The determination on which households fit within different Smart Audiences is based on a GDPR-compliant understanding of their consumption habits across video and other media.

“You can buy the same target segment, regardless of the content, in the same way you can with big tech platforms,” Haman says.
Targeting is possible on linear broadcast TV (as well as streaming). Depending on the country, addressable ad formats include tune-in, where an addressable ad is served when an in-target viewer changes channel, and L-Shape, where brand messages are wrapped around a slightly reduced video frame.
Using AdManager, viewers can be retargeted based on whether they saw or did not see an ad campaign, or based on whether they watched certain programming (for example, Formula 1).
RTL AdAlliance also offers custom targeting capabilities via the sales team that are not currently available via AdManager, like helping a car maker find families who are in market for an SUV.
Haman suggests that the targeting options within AdManager may well expand over time, but for now the focus is on the pre-curated segments.
Agencies looking for efficiencies
Discussing AdManager and its impact generally, she says: “There is strong interest from agencies who are looking for efficiencies and want to be faster on their feet when launching a multi-market campaign.

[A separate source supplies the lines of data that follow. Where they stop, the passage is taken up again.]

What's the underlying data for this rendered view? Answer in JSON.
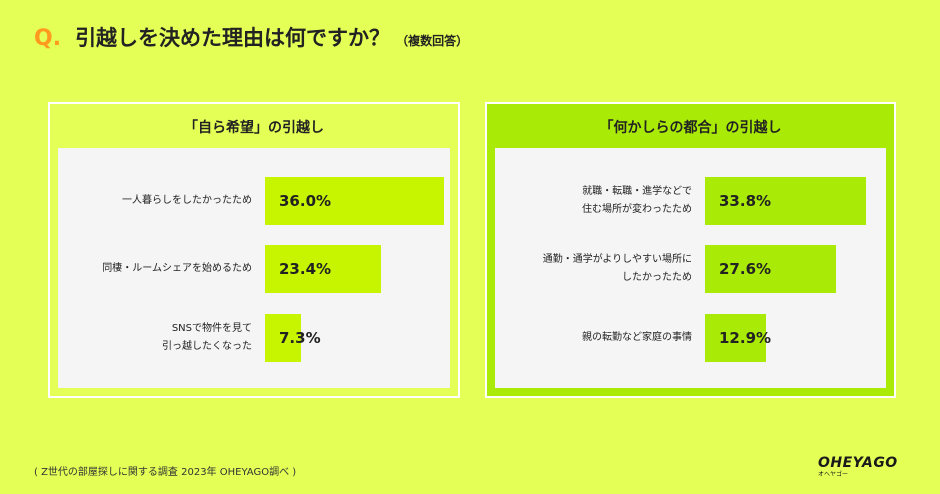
{
  "question": {
    "mark": "Q.",
    "text": "引越しを決めた理由は何ですか？",
    "note": "（複数回答）"
  },
  "colors": {
    "background": "#e4ff55",
    "accent_orange": "#ff9a1e",
    "bar_yellow_green": "#c7f500",
    "bar_green": "#aaea07"
  },
  "footer": {
    "source": "( Z世代の部屋探しに関する調査 2023年 OHEYAGO調べ )",
    "logo": "OHEYAGO",
    "logo_sub": "オヘヤゴー"
  },
  "chart_data": [
    {
      "type": "bar",
      "orientation": "horizontal",
      "title": "「自ら希望」の引越し",
      "unit": "%",
      "xlim": [
        0,
        40
      ],
      "categories": [
        "一人暮らしをしたかったため",
        "同棲・ルームシェアを始めるため",
        "SNSで物件を見て\n引っ越したくなった"
      ],
      "values": [
        36.0,
        23.4,
        7.3
      ],
      "labels": [
        "36.0%",
        "23.4%",
        "7.3%"
      ]
    },
    {
      "type": "bar",
      "orientation": "horizontal",
      "title": "「何かしらの都合」の引越し",
      "unit": "%",
      "xlim": [
        0,
        40
      ],
      "categories": [
        "就職・転職・進学などで\n住む場所が変わったため",
        "通勤・通学がよりしやすい場所に\nしたかったため",
        "親の転勤など家庭の事情"
      ],
      "values": [
        33.8,
        27.6,
        12.9
      ],
      "labels": [
        "33.8%",
        "27.6%",
        "12.9%"
      ]
    }
  ]
}
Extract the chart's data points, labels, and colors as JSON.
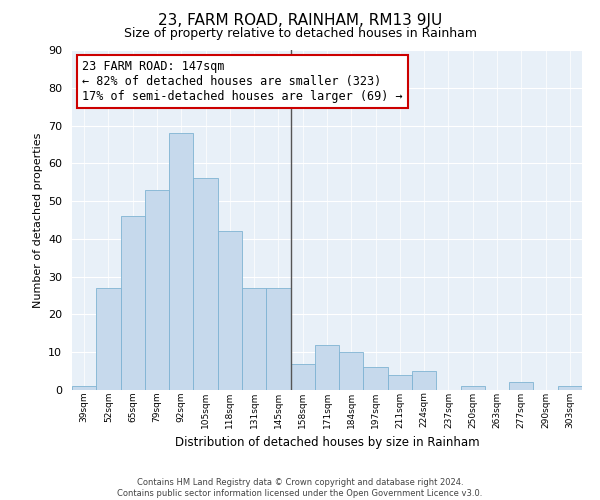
{
  "title": "23, FARM ROAD, RAINHAM, RM13 9JU",
  "subtitle": "Size of property relative to detached houses in Rainham",
  "xlabel": "Distribution of detached houses by size in Rainham",
  "ylabel": "Number of detached properties",
  "footer_line1": "Contains HM Land Registry data © Crown copyright and database right 2024.",
  "footer_line2": "Contains public sector information licensed under the Open Government Licence v3.0.",
  "categories": [
    "39sqm",
    "52sqm",
    "65sqm",
    "79sqm",
    "92sqm",
    "105sqm",
    "118sqm",
    "131sqm",
    "145sqm",
    "158sqm",
    "171sqm",
    "184sqm",
    "197sqm",
    "211sqm",
    "224sqm",
    "237sqm",
    "250sqm",
    "263sqm",
    "277sqm",
    "290sqm",
    "303sqm"
  ],
  "values": [
    1,
    27,
    46,
    53,
    68,
    56,
    42,
    27,
    27,
    7,
    12,
    10,
    6,
    4,
    5,
    0,
    1,
    0,
    2,
    0,
    1
  ],
  "bar_color": "#c6d9ec",
  "bar_edge_color": "#7fb3d3",
  "vline_color": "#555555",
  "ylim": [
    0,
    90
  ],
  "yticks": [
    0,
    10,
    20,
    30,
    40,
    50,
    60,
    70,
    80,
    90
  ],
  "annotation_title": "23 FARM ROAD: 147sqm",
  "annotation_line1": "← 82% of detached houses are smaller (323)",
  "annotation_line2": "17% of semi-detached houses are larger (69) →",
  "annotation_box_color": "#ffffff",
  "annotation_box_edge_color": "#cc0000",
  "bg_color": "#e8f0f8",
  "title_fontsize": 11,
  "subtitle_fontsize": 9,
  "annotation_fontsize": 8.5
}
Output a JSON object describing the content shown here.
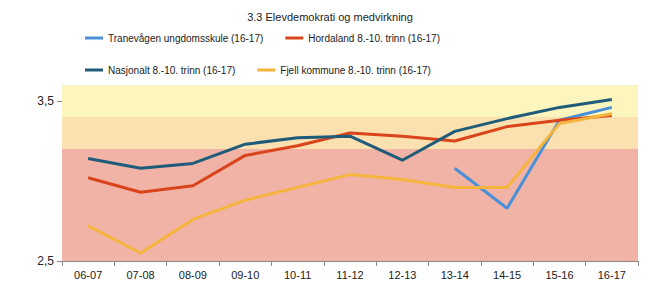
{
  "chart_data": {
    "type": "line",
    "title": "3.3 Elevdemokrati og medvirkning",
    "categories": [
      "06-07",
      "07-08",
      "08-09",
      "09-10",
      "10-11",
      "11-12",
      "12-13",
      "13-14",
      "14-15",
      "15-16",
      "16-17"
    ],
    "series": [
      {
        "name": "Tranevågen ungdomsskule (16-17)",
        "color": "#4a90d9",
        "values": [
          null,
          null,
          null,
          null,
          null,
          null,
          null,
          3.08,
          2.83,
          3.38,
          3.46
        ]
      },
      {
        "name": "Hordaland 8.-10. trinn (16-17)",
        "color": "#d9441a",
        "values": [
          3.02,
          2.93,
          2.97,
          3.16,
          3.22,
          3.3,
          3.28,
          3.25,
          3.34,
          3.38,
          3.41
        ]
      },
      {
        "name": "Nasjonalt 8.-10. trinn (16-17)",
        "color": "#1f5c7a",
        "values": [
          3.14,
          3.08,
          3.11,
          3.23,
          3.27,
          3.28,
          3.13,
          3.31,
          3.39,
          3.46,
          3.51
        ]
      },
      {
        "name": "Fjell kommune 8.-10. trinn (16-17)",
        "color": "#f5b43c",
        "values": [
          2.72,
          2.55,
          2.76,
          2.88,
          2.96,
          3.04,
          3.01,
          2.96,
          2.96,
          3.36,
          3.42
        ]
      }
    ],
    "bands": [
      {
        "from": 2.5,
        "to": 3.2,
        "color": "#f0b3a6"
      },
      {
        "from": 3.2,
        "to": 3.4,
        "color": "#fbe0b0"
      },
      {
        "from": 3.4,
        "to": 3.6,
        "color": "#fdf5be"
      }
    ],
    "ylim": [
      2.5,
      3.6
    ],
    "yticks": [
      {
        "value": 2.5,
        "label": "2,5"
      },
      {
        "value": 3.5,
        "label": "3,5"
      }
    ],
    "grid": false,
    "legend": "top"
  }
}
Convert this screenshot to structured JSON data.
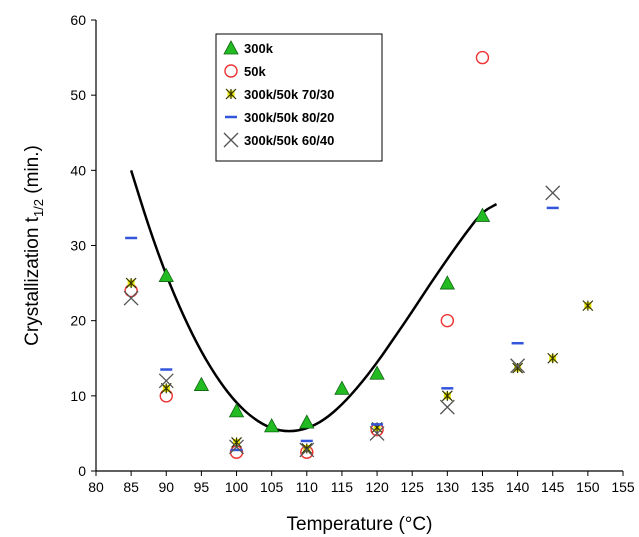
{
  "chart_data": {
    "type": "scatter",
    "xlabel": "Temperature (°C)",
    "ylabel_main": "Crystallization t",
    "ylabel_sub": "1/2",
    "ylabel_tail": " (min.)",
    "xlim": [
      80,
      155
    ],
    "ylim": [
      0,
      60
    ],
    "xticks": [
      80,
      85,
      90,
      95,
      100,
      105,
      110,
      115,
      120,
      125,
      130,
      135,
      140,
      145,
      150,
      155
    ],
    "yticks": [
      0,
      10,
      20,
      30,
      40,
      50,
      60
    ],
    "grid": false,
    "legend_position": "top-center",
    "series": [
      {
        "name": "300k",
        "marker": "triangle",
        "color": "#22bb22",
        "points": [
          [
            90,
            26
          ],
          [
            95,
            11.5
          ],
          [
            100,
            8
          ],
          [
            105,
            6
          ],
          [
            110,
            6.5
          ],
          [
            115,
            11
          ],
          [
            120,
            13
          ],
          [
            130,
            25
          ],
          [
            135,
            34
          ]
        ]
      },
      {
        "name": "50k",
        "marker": "circle",
        "color": "#ee3333",
        "points": [
          [
            85,
            24
          ],
          [
            90,
            10
          ],
          [
            100,
            2.5
          ],
          [
            110,
            2.5
          ],
          [
            120,
            5.5
          ],
          [
            130,
            20
          ],
          [
            135,
            55
          ]
        ]
      },
      {
        "name": "300k/50k 70/30",
        "marker": "asterisk",
        "color": "#e6e600",
        "points": [
          [
            85,
            25
          ],
          [
            90,
            11
          ],
          [
            100,
            3.8
          ],
          [
            110,
            3
          ],
          [
            120,
            5.8
          ],
          [
            130,
            10
          ],
          [
            140,
            13.7
          ],
          [
            145,
            15
          ],
          [
            150,
            22
          ]
        ]
      },
      {
        "name": "300k/50k 80/20",
        "marker": "dash",
        "color": "#3355dd",
        "points": [
          [
            85,
            31
          ],
          [
            90,
            13.5
          ],
          [
            100,
            2.8
          ],
          [
            110,
            4
          ],
          [
            120,
            6.2
          ],
          [
            130,
            11
          ],
          [
            140,
            17
          ],
          [
            145,
            35
          ]
        ]
      },
      {
        "name": "300k/50k 60/40",
        "marker": "x",
        "color": "#555555",
        "points": [
          [
            85,
            23
          ],
          [
            90,
            12
          ],
          [
            100,
            3.2
          ],
          [
            110,
            2.8
          ],
          [
            120,
            5
          ],
          [
            130,
            8.5
          ],
          [
            140,
            14
          ],
          [
            145,
            37
          ]
        ]
      }
    ],
    "fit_curve": {
      "color": "#000000",
      "points": [
        [
          85,
          40
        ],
        [
          87.5,
          32.5
        ],
        [
          90,
          26
        ],
        [
          92.5,
          20.5
        ],
        [
          95,
          15.8
        ],
        [
          97.5,
          12
        ],
        [
          100,
          9
        ],
        [
          102.5,
          6.9
        ],
        [
          105,
          5.6
        ],
        [
          107.5,
          5.2
        ],
        [
          110,
          5.6
        ],
        [
          112.5,
          6.8
        ],
        [
          115,
          8.8
        ],
        [
          117.5,
          11.4
        ],
        [
          120,
          14.4
        ],
        [
          122.5,
          17.8
        ],
        [
          125,
          21.2
        ],
        [
          127.5,
          24.8
        ],
        [
          130,
          28.2
        ],
        [
          132.5,
          31.5
        ],
        [
          135,
          34.5
        ],
        [
          137,
          35.5
        ]
      ]
    }
  }
}
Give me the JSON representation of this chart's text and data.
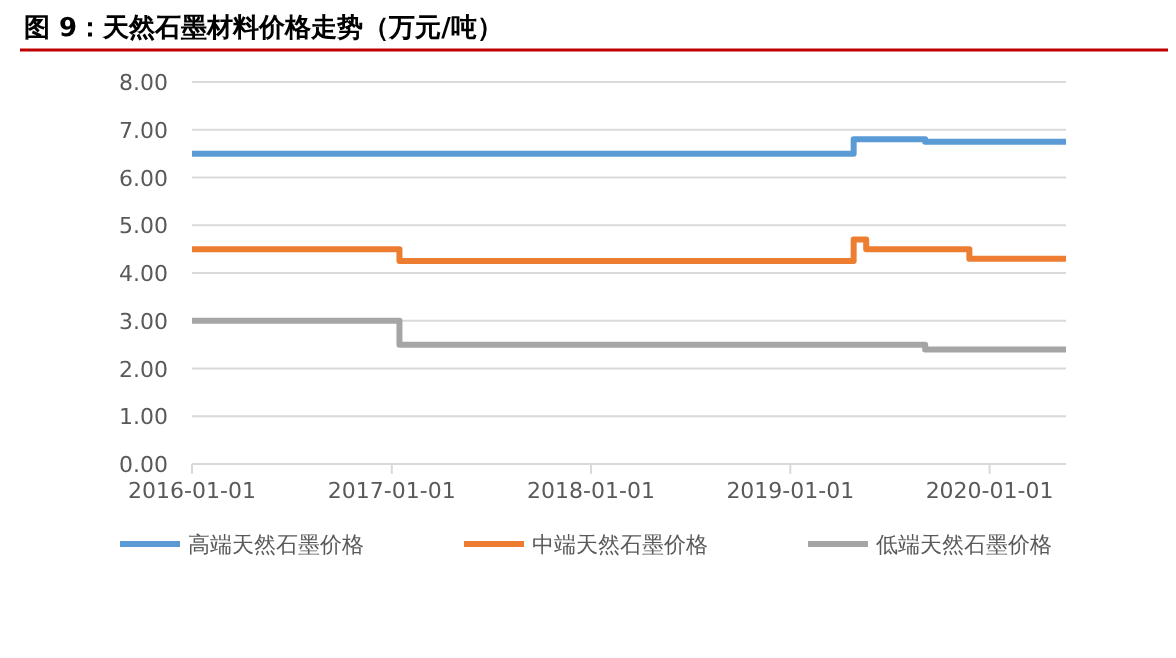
{
  "chart_data": {
    "type": "step",
    "title": "图 9：天然石墨材料价格走势（万元/吨）",
    "series": [
      {
        "name": "高端天然石墨价格",
        "color": "#5b9bd5",
        "x": [
          "2016-01-01",
          "2019-04-27",
          "2019-09-05",
          "2020-05-20"
        ],
        "values": [
          6.5,
          6.8,
          6.75,
          6.75
        ]
      },
      {
        "name": "中端天然石墨价格",
        "color": "#ed7d31",
        "x": [
          "2016-01-01",
          "2017-01-15",
          "2019-04-27",
          "2019-05-20",
          "2019-11-25",
          "2020-05-20"
        ],
        "values": [
          4.5,
          4.25,
          4.7,
          4.5,
          4.3,
          4.3
        ]
      },
      {
        "name": "低端天然石墨价格",
        "color": "#a5a5a5",
        "x": [
          "2016-01-01",
          "2017-01-15",
          "2019-09-05",
          "2020-05-20"
        ],
        "values": [
          3.0,
          2.5,
          2.4,
          2.4
        ]
      }
    ],
    "xlim": [
      "2016-01-01",
      "2020-05-20"
    ],
    "xticks": [
      "2016-01-01",
      "2017-01-01",
      "2018-01-01",
      "2019-01-01",
      "2020-01-01"
    ],
    "ylim": [
      0,
      8
    ],
    "yticks": [
      {
        "value": 0,
        "label": "0.00"
      },
      {
        "value": 1,
        "label": "1.00"
      },
      {
        "value": 2,
        "label": "2.00"
      },
      {
        "value": 3,
        "label": "3.00"
      },
      {
        "value": 4,
        "label": "4.00"
      },
      {
        "value": 5,
        "label": "5.00"
      },
      {
        "value": 6,
        "label": "6.00"
      },
      {
        "value": 7,
        "label": "7.00"
      },
      {
        "value": 8,
        "label": "8.00"
      }
    ],
    "grid": "y",
    "legend": "bottom",
    "line_style": "solid",
    "marker": "none"
  }
}
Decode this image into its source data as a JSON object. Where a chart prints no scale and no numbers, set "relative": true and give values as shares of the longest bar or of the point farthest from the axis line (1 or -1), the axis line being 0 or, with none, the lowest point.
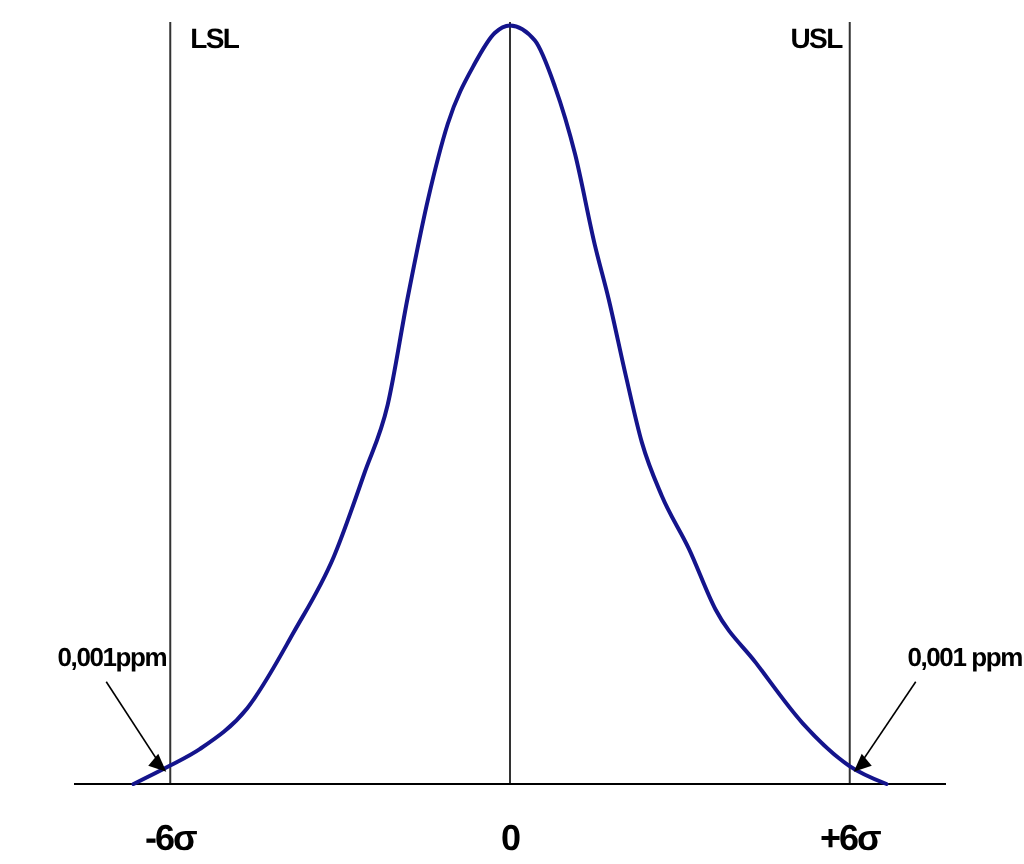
{
  "chart_data": {
    "type": "line",
    "relative": true,
    "xlim": [
      -7.7,
      7.7
    ],
    "xticks": [
      {
        "value": -6,
        "label": "-6σ"
      },
      0,
      {
        "value": 6,
        "label": "+6σ"
      }
    ],
    "tick_labels": "x",
    "grid": false,
    "line_style": "solid",
    "series": [
      {
        "color": "#14148c",
        "x": [
          -6.65,
          -6.01,
          -5.48,
          -4.64,
          -3.82,
          -3.11,
          -2.57,
          -2.16,
          -1.81,
          -1.45,
          -1.1,
          -0.62,
          -0.27,
          0,
          0.44,
          0.79,
          1.15,
          1.5,
          1.74,
          2.04,
          2.33,
          2.68,
          3.16,
          3.63,
          4.34,
          5.17,
          5.99,
          6.65
        ],
        "values": [
          0,
          0.024,
          0.046,
          0.1,
          0.2,
          0.3,
          0.41,
          0.5,
          0.64,
          0.77,
          0.87,
          0.95,
          0.99,
          1,
          0.98,
          0.92,
          0.83,
          0.71,
          0.64,
          0.54,
          0.45,
          0.38,
          0.31,
          0.23,
          0.16,
          0.08,
          0.024,
          0
        ]
      }
    ],
    "ref_lines": [
      {
        "axis": "x",
        "value": -6,
        "label": "LSL",
        "color": "#333333"
      },
      {
        "axis": "x",
        "value": 0,
        "color": "#333333"
      },
      {
        "axis": "x",
        "value": 6,
        "label": "USL",
        "color": "#333333"
      }
    ],
    "annotations": [
      {
        "text": "0,001ppm",
        "x": -6,
        "y": 0.024
      },
      {
        "text": "0,001 ppm",
        "x": 6,
        "y": 0.024
      }
    ]
  }
}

“They know we are simplifying and harmonising access to the relevant target groups in different countries. International brands looking to advertise in different markets have been keen to know more too.”
The entire buying process with AdManager is automated using an integration with the SmartX ad server from Smartclip (the adtech business that is part of RTL). The platform was also developed with DanAds, which provides customisable and scalable self-serve adtech infrastructure.
Returning to the core proposition of AdManager, Haman concludes: “We do need to simplify television as a media buy and our role is to make it easier to access.”